Predicting Future Failures
Expected additional failures from current time \(T\) to a future time \(T + \Delta t\):
\[E[\Delta N] = \hat{\lambda}(T + \Delta t)^{\hat{\beta}} - \hat{\lambda}\, T^{\hat{\beta}}\]
lambda <- 0.0003
beta <- 0.85
T_current <- 15000
T_future <- 17000
expected_add <- lambda * T_future^beta - lambda * T_current^beta
cat("Expected additional failures:", round(expected_add, 2), "\n")Expected additional failures: 0.12
A system has been operating for 5,000 hours. A Power Law fit yielded \(\lambda = 0.0005\) and \(\beta = 1.2\). Calculate the expected additional failures in the next 1,000 hours.
lambda <- 0.0005
beta <- 1.2
T_current <- 5000
T_future <- 6000
# E[ΔN] = lambda * T_future^beta - lambda * T_current^betaSolution
lambda <- 0.0005
beta <- 1.2
T_current <- 5000
T_future <- 6000
expected_failures <- lambda * T_future^beta - lambda * T_current^beta
cat("Expected additional failures:", round(expected_failures, 2), "\n")Expected additional failures: 3.36
A system has a fitted Power Law model with \(\beta = 1.35\). What is the operational implication?
Answer
The failure rate is increasing — wear-out or aging is occurring. The system may be approaching a major overhaul threshold. The instantaneous MTBF is below the cumulative historical average.6.11 Summary
Key takeaways:
- Repairable systems analysis models the sequence of recurring failures, not just the first failure.
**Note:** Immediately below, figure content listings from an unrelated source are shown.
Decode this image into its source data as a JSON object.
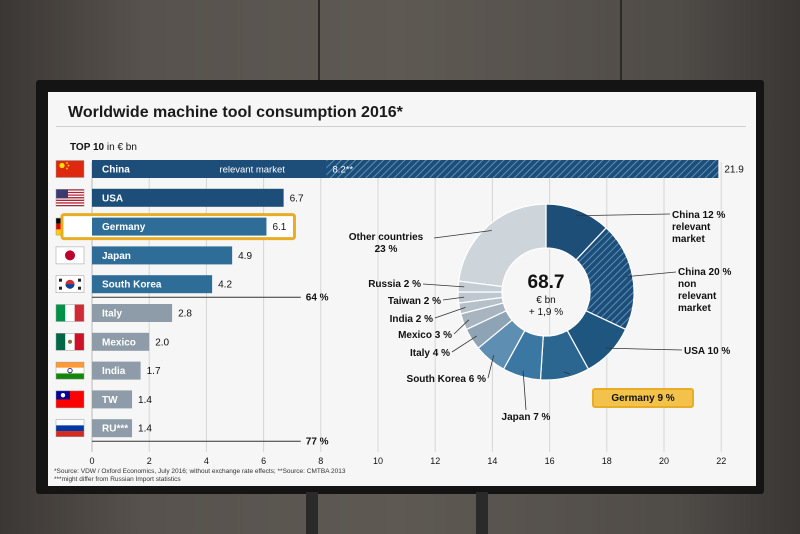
{
  "slide": {
    "title": "Worldwide machine tool consumption 2016*",
    "subtitle_bold": "TOP 10",
    "subtitle_rest": " in € bn",
    "footnote1": "*Source: VDW / Oxford Economics, July 2016; without exchange rate effects; **Source: CMTBA 2013",
    "footnote2": "***might differ from Russian Import statistics"
  },
  "chart_data": [
    {
      "type": "bar",
      "orientation": "horizontal",
      "unit": "€ bn",
      "categories": [
        "China",
        "USA",
        "Germany",
        "Japan",
        "South Korea",
        "Italy",
        "Mexico",
        "India",
        "TW",
        "RU***"
      ],
      "values": [
        21.9,
        6.7,
        6.1,
        4.9,
        4.2,
        2.8,
        2.0,
        1.7,
        1.4,
        1.4
      ],
      "value_labels": [
        "21.9",
        "6.7",
        "6.1",
        "4.9",
        "4.2",
        "2.8",
        "2.0",
        "1.7",
        "1.4",
        "1.4"
      ],
      "flags": [
        "china-flag",
        "usa-flag",
        "germany-flag",
        "japan-flag",
        "south-korea-flag",
        "italy-flag",
        "mexico-flag",
        "india-flag",
        "taiwan-flag",
        "russia-flag"
      ],
      "highlight": "Germany",
      "china_split": {
        "relevant_value": 8.2,
        "relevant_label": "relevant market",
        "relevant_value_label": "8.2**"
      },
      "xlim": [
        0,
        22
      ],
      "xticks": [
        0,
        2,
        4,
        6,
        8,
        10,
        12,
        14,
        16,
        18,
        20,
        22
      ],
      "cumulative_markers": [
        {
          "after_category": "South Korea",
          "label": "64 %"
        },
        {
          "after_category": "RU***",
          "label": "77 %"
        }
      ],
      "colors": {
        "dark": "#1d4e7a",
        "medium": "#2f6d99",
        "light": "#8d9ca8",
        "germany_border": "#e8ad24",
        "hatch": "#5e8fb6"
      }
    },
    {
      "type": "pie",
      "style": "donut",
      "center_value": "68.7",
      "center_unit": "€ bn",
      "center_change": "+ 1,9 %",
      "slices": [
        {
          "name": "China",
          "value": 12,
          "label_lines": [
            "China 12 %",
            "relevant",
            "market"
          ],
          "color": "#1c4e78"
        },
        {
          "name": "China non relevant",
          "value": 20,
          "label_lines": [
            "China 20 %",
            "non",
            "relevant",
            "market"
          ],
          "color": "#2d6a96",
          "hatched": true
        },
        {
          "name": "USA",
          "value": 10,
          "label_lines": [
            "USA 10 %"
          ],
          "color": "#1f5680"
        },
        {
          "name": "Germany",
          "value": 9,
          "label_lines": [
            "Germany 9 %"
          ],
          "color": "#2a6690",
          "highlight": true
        },
        {
          "name": "Japan",
          "value": 7,
          "label_lines": [
            "Japan 7 %"
          ],
          "color": "#3a78a3"
        },
        {
          "name": "South Korea",
          "value": 6,
          "label_lines": [
            "South Korea 6 %"
          ],
          "color": "#5e8fb2"
        },
        {
          "name": "Italy",
          "value": 4,
          "label_lines": [
            "Italy 4 %"
          ],
          "color": "#8ea3b4"
        },
        {
          "name": "Mexico",
          "value": 3,
          "label_lines": [
            "Mexico 3 %"
          ],
          "color": "#a8b5c0"
        },
        {
          "name": "India",
          "value": 2,
          "label_lines": [
            "India 2 %"
          ],
          "color": "#b6c0c9"
        },
        {
          "name": "Taiwan",
          "value": 2,
          "label_lines": [
            "Taiwan 2 %"
          ],
          "color": "#bec7cf"
        },
        {
          "name": "Russia",
          "value": 2,
          "label_lines": [
            "Russia 2 %"
          ],
          "color": "#c5cdd4"
        },
        {
          "name": "Other countries",
          "value": 23,
          "label_lines": [
            "Other countries",
            "23 %"
          ],
          "color": "#cdd4da"
        }
      ]
    }
  ]
}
- The Power Law Process (\(E[N(t)] = \lambda t^\beta\)) is the standard NHPP for repairable systems.
- \(\hat{\beta}\) determines whether the failure rate is improving (\(< 1\)), stable (\(= 1\)), or worsening (\(> 1\)).
nhpp()fits the Crow-AMSAA model; addbreaksfor piecewise fitting.exposure()computes fleet-level operating time at risk.mcf()estimates cumulative failures per system non-parametrically.- Future failure counts: \(E[\Delta N] = \hat{\lambda}(T + \Delta t)^{\hat{\beta}} - \hat{\lambda}\,T^{\hat{\beta}}\).